There are two types of people during quarantine: those who binge-watch their favorite series and do the minimum of work possible to be deemed productive at work, and those who read.
Even if you fall into the former group, there couldn’t be a more fitting time to dig up a few of those novellas stacked high on your bookshelf that you never got along to reading.
If you’re struggling with decision fatigue from the countless array of books (all sporting rave reviews), we get it. We’ve put together a list of five essential reads that will make your quarantine far more rewarding, and entertaining.
Little Fires Everywhere by Celeste Ng
This 2017 Celeste Ng New York Times-bestseller is on everyone’s minds right now as it is also a star-studded Hulu series starring Reese Witherspoon and Kerry Washington.
Though the television program is great, the book is even better. You can definitely read Little Fires Everywhere in a quarantine weekend and then binge-watch it the following weekend.
The Decameron by Giovanni Boccaccio
Wanna know how people in 1348 dealt with living during the plague? Well since they didn’t have Netflix, Twitter or phones they had to tell stories to pass the time while in quarantine in Florence. Can you imagine?
The New Yorker’s Joan Acocella wrote in 2013 of the book that centres on seven noblewomen and three men, “Ten tales times ten days: at the end, they will have a hundred stories. That collection, with various introductions and commentaries, is The Decameron.”
Even if you don’t like it, it may give you the inspiration to start writing every day.
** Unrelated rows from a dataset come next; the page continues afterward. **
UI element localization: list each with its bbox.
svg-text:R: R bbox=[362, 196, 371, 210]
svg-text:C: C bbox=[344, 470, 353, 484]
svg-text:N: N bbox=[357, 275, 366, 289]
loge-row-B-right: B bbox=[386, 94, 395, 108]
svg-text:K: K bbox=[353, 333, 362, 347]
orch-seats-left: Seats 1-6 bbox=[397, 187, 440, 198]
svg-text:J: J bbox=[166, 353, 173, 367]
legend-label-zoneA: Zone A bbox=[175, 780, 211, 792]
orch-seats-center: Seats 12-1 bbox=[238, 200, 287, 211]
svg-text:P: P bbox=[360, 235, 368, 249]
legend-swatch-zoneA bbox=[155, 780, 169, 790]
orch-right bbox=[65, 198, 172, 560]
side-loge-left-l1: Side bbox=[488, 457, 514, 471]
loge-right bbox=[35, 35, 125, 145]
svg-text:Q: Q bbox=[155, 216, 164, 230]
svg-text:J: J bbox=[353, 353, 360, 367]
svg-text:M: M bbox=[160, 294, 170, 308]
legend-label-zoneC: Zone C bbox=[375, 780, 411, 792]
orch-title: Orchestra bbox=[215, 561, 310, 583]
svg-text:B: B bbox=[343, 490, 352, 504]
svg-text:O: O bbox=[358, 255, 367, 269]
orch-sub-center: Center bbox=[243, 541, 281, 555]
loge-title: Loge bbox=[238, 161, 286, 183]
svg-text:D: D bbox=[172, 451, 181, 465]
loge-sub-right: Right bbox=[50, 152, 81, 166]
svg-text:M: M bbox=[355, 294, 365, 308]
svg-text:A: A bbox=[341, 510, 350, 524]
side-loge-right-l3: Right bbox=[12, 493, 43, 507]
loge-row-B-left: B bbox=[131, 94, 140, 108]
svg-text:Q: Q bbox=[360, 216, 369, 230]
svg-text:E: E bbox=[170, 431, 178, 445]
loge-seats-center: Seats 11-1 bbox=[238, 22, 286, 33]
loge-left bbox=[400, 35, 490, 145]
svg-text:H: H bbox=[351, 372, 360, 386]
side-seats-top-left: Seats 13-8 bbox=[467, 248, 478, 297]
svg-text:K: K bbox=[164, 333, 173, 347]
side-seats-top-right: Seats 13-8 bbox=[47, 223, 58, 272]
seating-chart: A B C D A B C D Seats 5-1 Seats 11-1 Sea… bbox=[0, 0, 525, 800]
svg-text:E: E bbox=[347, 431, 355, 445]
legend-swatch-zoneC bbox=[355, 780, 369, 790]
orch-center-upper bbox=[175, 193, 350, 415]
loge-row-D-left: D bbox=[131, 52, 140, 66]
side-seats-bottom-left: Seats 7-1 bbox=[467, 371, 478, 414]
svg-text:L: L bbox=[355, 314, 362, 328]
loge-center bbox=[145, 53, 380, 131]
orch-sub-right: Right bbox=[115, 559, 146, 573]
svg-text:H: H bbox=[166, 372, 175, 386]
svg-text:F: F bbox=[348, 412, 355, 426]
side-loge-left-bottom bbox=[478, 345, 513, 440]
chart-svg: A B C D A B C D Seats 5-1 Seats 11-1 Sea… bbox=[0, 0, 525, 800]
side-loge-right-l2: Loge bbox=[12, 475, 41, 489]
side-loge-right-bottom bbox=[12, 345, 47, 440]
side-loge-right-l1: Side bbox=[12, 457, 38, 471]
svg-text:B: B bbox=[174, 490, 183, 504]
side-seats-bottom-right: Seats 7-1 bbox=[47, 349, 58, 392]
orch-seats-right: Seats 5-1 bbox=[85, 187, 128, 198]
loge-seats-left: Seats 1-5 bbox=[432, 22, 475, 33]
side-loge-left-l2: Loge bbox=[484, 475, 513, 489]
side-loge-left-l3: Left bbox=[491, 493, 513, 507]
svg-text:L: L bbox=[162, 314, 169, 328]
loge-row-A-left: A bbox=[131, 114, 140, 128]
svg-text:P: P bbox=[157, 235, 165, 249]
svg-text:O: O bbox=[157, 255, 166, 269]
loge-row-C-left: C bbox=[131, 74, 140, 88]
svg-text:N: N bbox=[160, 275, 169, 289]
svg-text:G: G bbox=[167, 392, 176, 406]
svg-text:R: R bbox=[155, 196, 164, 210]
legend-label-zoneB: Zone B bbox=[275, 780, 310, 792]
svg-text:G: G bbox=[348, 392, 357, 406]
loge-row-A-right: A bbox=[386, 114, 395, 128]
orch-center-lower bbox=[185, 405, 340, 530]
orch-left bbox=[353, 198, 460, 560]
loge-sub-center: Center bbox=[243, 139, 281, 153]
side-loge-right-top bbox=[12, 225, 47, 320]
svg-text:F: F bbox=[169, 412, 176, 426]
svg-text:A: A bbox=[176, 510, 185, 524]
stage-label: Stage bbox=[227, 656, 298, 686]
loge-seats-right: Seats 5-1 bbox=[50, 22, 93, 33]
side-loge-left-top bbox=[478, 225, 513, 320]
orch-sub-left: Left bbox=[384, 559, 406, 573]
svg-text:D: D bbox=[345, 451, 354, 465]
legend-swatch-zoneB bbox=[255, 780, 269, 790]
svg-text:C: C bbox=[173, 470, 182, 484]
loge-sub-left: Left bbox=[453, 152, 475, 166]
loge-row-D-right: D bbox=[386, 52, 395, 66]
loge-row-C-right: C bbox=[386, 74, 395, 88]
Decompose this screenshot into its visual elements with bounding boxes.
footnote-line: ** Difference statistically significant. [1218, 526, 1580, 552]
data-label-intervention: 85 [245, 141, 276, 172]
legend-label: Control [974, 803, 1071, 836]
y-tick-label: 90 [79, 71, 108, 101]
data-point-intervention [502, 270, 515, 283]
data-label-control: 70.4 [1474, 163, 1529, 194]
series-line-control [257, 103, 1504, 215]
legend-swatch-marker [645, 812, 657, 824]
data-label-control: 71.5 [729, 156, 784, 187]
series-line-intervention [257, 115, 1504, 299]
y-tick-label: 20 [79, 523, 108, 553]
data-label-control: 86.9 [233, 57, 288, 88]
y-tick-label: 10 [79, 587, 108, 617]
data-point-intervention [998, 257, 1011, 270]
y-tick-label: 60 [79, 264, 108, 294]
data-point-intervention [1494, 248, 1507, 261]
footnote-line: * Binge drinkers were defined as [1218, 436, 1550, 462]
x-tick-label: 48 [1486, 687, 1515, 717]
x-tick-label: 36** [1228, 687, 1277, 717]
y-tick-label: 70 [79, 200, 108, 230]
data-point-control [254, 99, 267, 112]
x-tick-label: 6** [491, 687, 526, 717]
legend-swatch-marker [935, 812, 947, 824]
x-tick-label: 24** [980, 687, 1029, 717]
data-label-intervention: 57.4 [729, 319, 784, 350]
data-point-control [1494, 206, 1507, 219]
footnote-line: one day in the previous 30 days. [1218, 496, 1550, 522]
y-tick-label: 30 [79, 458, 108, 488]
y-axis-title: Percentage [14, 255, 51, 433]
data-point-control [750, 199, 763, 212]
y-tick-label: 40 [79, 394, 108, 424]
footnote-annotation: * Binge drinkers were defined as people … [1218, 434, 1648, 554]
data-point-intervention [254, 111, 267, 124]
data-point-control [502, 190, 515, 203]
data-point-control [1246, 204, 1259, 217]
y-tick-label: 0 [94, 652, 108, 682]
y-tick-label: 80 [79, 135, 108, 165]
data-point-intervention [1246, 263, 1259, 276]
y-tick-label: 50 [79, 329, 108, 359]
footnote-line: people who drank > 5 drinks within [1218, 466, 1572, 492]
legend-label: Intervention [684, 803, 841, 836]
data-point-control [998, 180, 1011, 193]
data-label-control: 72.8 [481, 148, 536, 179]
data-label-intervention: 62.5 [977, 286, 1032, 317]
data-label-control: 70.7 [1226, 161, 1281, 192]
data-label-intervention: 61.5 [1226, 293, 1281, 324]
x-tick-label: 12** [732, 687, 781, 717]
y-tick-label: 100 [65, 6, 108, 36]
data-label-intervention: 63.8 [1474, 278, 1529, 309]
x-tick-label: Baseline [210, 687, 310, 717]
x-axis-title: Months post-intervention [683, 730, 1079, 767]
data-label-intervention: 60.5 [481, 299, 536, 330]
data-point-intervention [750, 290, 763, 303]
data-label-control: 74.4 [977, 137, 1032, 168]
Uncanny Valley by Anna Wiener
Remember Silicon Valley? Maybe you even work there or even if you don’t, you will eat up Uncanny Valley, Anna Wiener’s memoir of life as a tech-industry employee in Silicon Valley circa 2013.
Ismail Muhammed of The Atlantic writes, “Uncanny Valley is a different sort of Silicon Valley narrative, a literary-minded outsider’s insider account of an insulated world that isn’t as insular or distinctive as it and we assume. Wiener is our guide to a realm whose denizens have been as in thrall to a dizzying sense of momentum as consumers have been. Not unlike the rest of us, she learned, they have been distracted and self-deluded in embracing an ethos of efficiency, hyper-productivity, and seamless connectivity at any cost. Arrogant software developers, giddy investors, and exorbitantly paid employees — all have been chasing dreams of growth, profits, and personal wealth, without pausing to second-guess the feeling of being ‘on the glimmering edge of a brand-new world’.”
Barrel Fever by David Sedaris
Need a good laugh? Then pick up Barrel Fever, a 1994 David Sedaris classic.
Sedaris’s ability to make us laugh even when he is remarking on some great tragedies is just what we need during this tense time.
My Year of Rest and Relaxation by Ottessa Moshfegh
Are you struggling with the nothingness of sheltering at home and being isolated? Well, yes, you are human. But imagine if you volunteered to do this.
This is what Ottessa Moshfegh explores in My Year of Rest and Relaxation about an unnamed 20-something woman in New York (the city that never slept until March 2020).
After life gets her down, she decides to chemically induce her own hibernation. On the plus side, she thinks this self-imposed Sleeping Beauty strategy will help her wake up refreshed and rejuvenated. Something to look forward to for all of us.